Les débats autour de l’intelligence artificielle ne concernent plus seulement la protection des données ou les performances des modèles. En France, un nouveau rapport parlementaire propose de mettre à contribution les entreprises développant des IA génératives afin de soutenir les auteurs et les métiers de la création. Une mesure qui viserait notamment les acteurs comme OpenAI, Anthropic, Google, Meta ou encore Mistral.
Une contribution pour financer la création
Présenté par la députée Céline Calvez, le rapport formule 26 recommandations, dont l’une pourrait rapidement faire débat. Il propose la création d’une contribution financière applicable aux fournisseurs d’intelligence artificielle réalisant un certain chiffre d’affaires en France.
Les modalités précises ne sont pas encore définies, mais les sommes collectées seraient reversées aux auteurs et permettraient également de financer des actions d’intérêt général destinées à soutenir la création et les professions les plus exposées aux bouleversements provoqués par l’IA.
Selon le rapport, il s’agit de garantir un minimum de ressources aux créateurs dans un contexte où leurs œuvres servent massivement à entraîner les modèles d’intelligence artificielle. Globalement : accompagner le développement de l’IA sans fragiliser l’économie culturelle.
Pas question de renoncer aux droits d'auteur
Le rapport insiste toutefois sur un point essentiel : cette contribution ne remplacerait pas le droit d’auteur. Autrement dit, le paiement de cette redevance ne donnerait aucun droit aux entreprises d’IA d’utiliser librement des œuvres protégées.

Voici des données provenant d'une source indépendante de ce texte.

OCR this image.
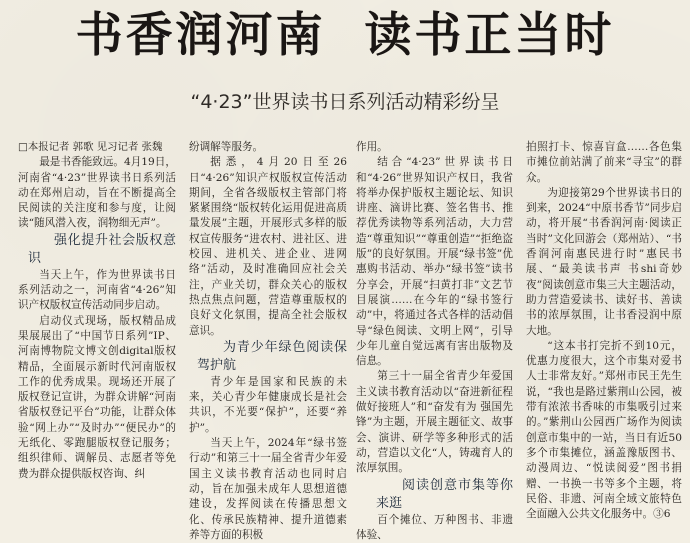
书香润河南  读书正当时
“4·23”世界读书日系列活动精彩纷呈

□本报记者 郭歌 见习记者 张魏

最是书香能致远。4月19日，河南省“4·23”世界读书日系列活动在郑州启动，旨在不断提高全民阅读的关注度和参与度，让阅读“随风潜入夜，润物细无声”。

强化提升社会版权意识

当天上午，作为世界读书日系列活动之一，河南省“4·26”知识产权版权宣传活动同步启动。

启动仪式现场，版权精品成果展展出了“中国节日系列”IP、河南博物院文博文创digital版权精品，全面展示新时代河南版权工作的优秀成果。现场还开展了版权登记宣讲，为群众讲解“河南省版权登记平台”功能，让群众体验“网上办”“及时办”“便民办”的无纸化、零跑腿版权登记服务；组织律师、调解员、志愿者等免费为群众提供版权咨询、纠

纷调解等服务。

据悉，4月20日至26日“4·26”知识产权版权宣传活动期间，全省各级版权主管部门将紧紧围绕“版权转化运用促进高质量发展”主题，开展形式多样的版权宣传服务“进农村、进社区、进校园、进机关、进企业、进网络”活动，及时准确回应社会关注，产业关切，群众关心的版权热点焦点问题，营造尊重版权的良好文化氛围，提高全社会版权意识。

为青少年绿色阅读保驾护航

青少年是国家和民族的未来，关心青少年健康成长是社会共识，不光要“保护”，还要“养护”。

当天上午，2024年“绿书签行动”和第三十一届全省青少年爱国主义读书教育活动也同时启动，旨在加强未成年人思想道德建设，发挥阅读在传播思想文化、传承民族精神、提升道德素养等方面的积极

作用。

结合“4·23”世界读书日和“4·26”世界知识产权日，我省将举办保护版权主题论坛、知识讲座、滴讲比赛、签名售书、推荐优秀读物等系列活动，大力营造“尊重知识”“尊重创造”“拒绝盗版”的良好氛围。开展“绿书签”优惠购书活动、举办“绿书签”读书分享会，开展“扫黄打非”文艺节目展演……在今年的“绿书签行动”中，将通过各式各样的活动倡导“绿色阅读、文明上网”，引导少年儿童自觉远离有害出版物及信息。

第三十一届全省青少年爱国主义读书教育活动以“奋进新征程 做好接班人”和“奋发有为 强国先锋”为主题，开展主题征文、故事会、演讲、研学等多种形式的活动，营造以文化“人，铸魂育人的浓厚氛围。

阅读创意市集等你来逛

百个摊位、万种图书、非遗体验、

拍照打卡、惊喜盲盒……各色集市摊位前站满了前来“寻宝”的群众。

为迎接第29个世界读书日的到来，2024“中原书香节”同步启动，将开展“书香润河南·阅读正当时”文化回游会（郑州站）、“书香润河南惠民进行时”惠民书展、“最美读书声 书shi奇妙夜”阅读创意市集三大主题活动，助力营造爱读书、读好书、善读书的浓厚氛围，让书香浸润中原大地。

“这本书打完折不到10元，优惠力度很大，这个市集对爱书人士非常友好。”郑州市民王先生说，“我也是路过紫荆山公园，被带有浓浓书香味的市集吸引过来的。”紫荆山公园西广场作为阅读创意市集中的一站，当日有近50多个市集摊位，涵盖豫版图书、动漫周边、“悦读阅爱”图书捐赠、一书换一书等多个主题，将民俗、非遗、河南全域文旅特色全面融入公共文化服务中。③6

Les ayants droit conserveraient la possibilité d’autoriser ou de refuser l’exploitation de leurs contenus, ainsi que de demander une rémunération lorsqu’ils concluent un accord. Le document précise d’ailleurs que cette contribution ne vaut ni autorisation, ni immunité et ne remet pas en cause les protections prévues par le Code de la propriété intellectuelle.
Pousser à la négociation
Le rapport propose également un mécanisme incitatif. Les sociétés d’IA qui concluraient des accords avec les ayants droit pourraient bénéficier d’une exonération partielle de cette contribution. L’objectif est d’encourager les négociations entre plateformes d’IA et titulaires de droits, alors que le rapport dénonce une certaine mauvaise volonté caractérisée de certains acteurs du secteur.
Autre proposition : créer un registre européen recensant les demandes d’opt-out, c’est-à-dire les créateurs qui refusent explicitement que leurs œuvres soient utilisées pour entraîner des modèles d’IA. Aujourd’hui, ce mécanisme existe déjà dans le droit européen, mais il est jugé largement inefficace.
Une pression constante sur l'IA
Le rapport appelle également à poursuivre l’examen d’une proposition de loi déjà adoptée par le Sénat. Celle-ci instaurerait une présomption d’utilisation des contenus culturels par les entreprises d’IA, facilitant ainsi le travail des ayants droit lorsqu’ils souhaitent démontrer qu’une œuvre a servi à entraîner un modèle. Sans surprise, cette idée est contestée par le secteur, qui craint une multiplication des contentieux.
De son côté, Céline Calvez reconnaît que la mise en place d’une telle contribution suscitera un important lobbying de la part des entreprises concernées. Elle estime toutefois que l’enjeu dépasse la simple question économique : selon elle, sans garde-fous, le développement de l’intelligence artificielle pourrait fragiliser durablement une industrie culturelle qui représente près de 100 milliards d’euros de chiffre d’affaires en France.
Qu’en penser ?
Cette proposition illustre la volonté croissante des pouvoirs publics de trouver un équilibre entre innovation et protection de la création. Reste à savoir si une telle contribution verra réellement le jour. Entre les pressions des géants de l’IA, les négociations européennes et les débats autour du droit d’auteur, le dossier s’annonce particulièrement sensible dans les mois à venir.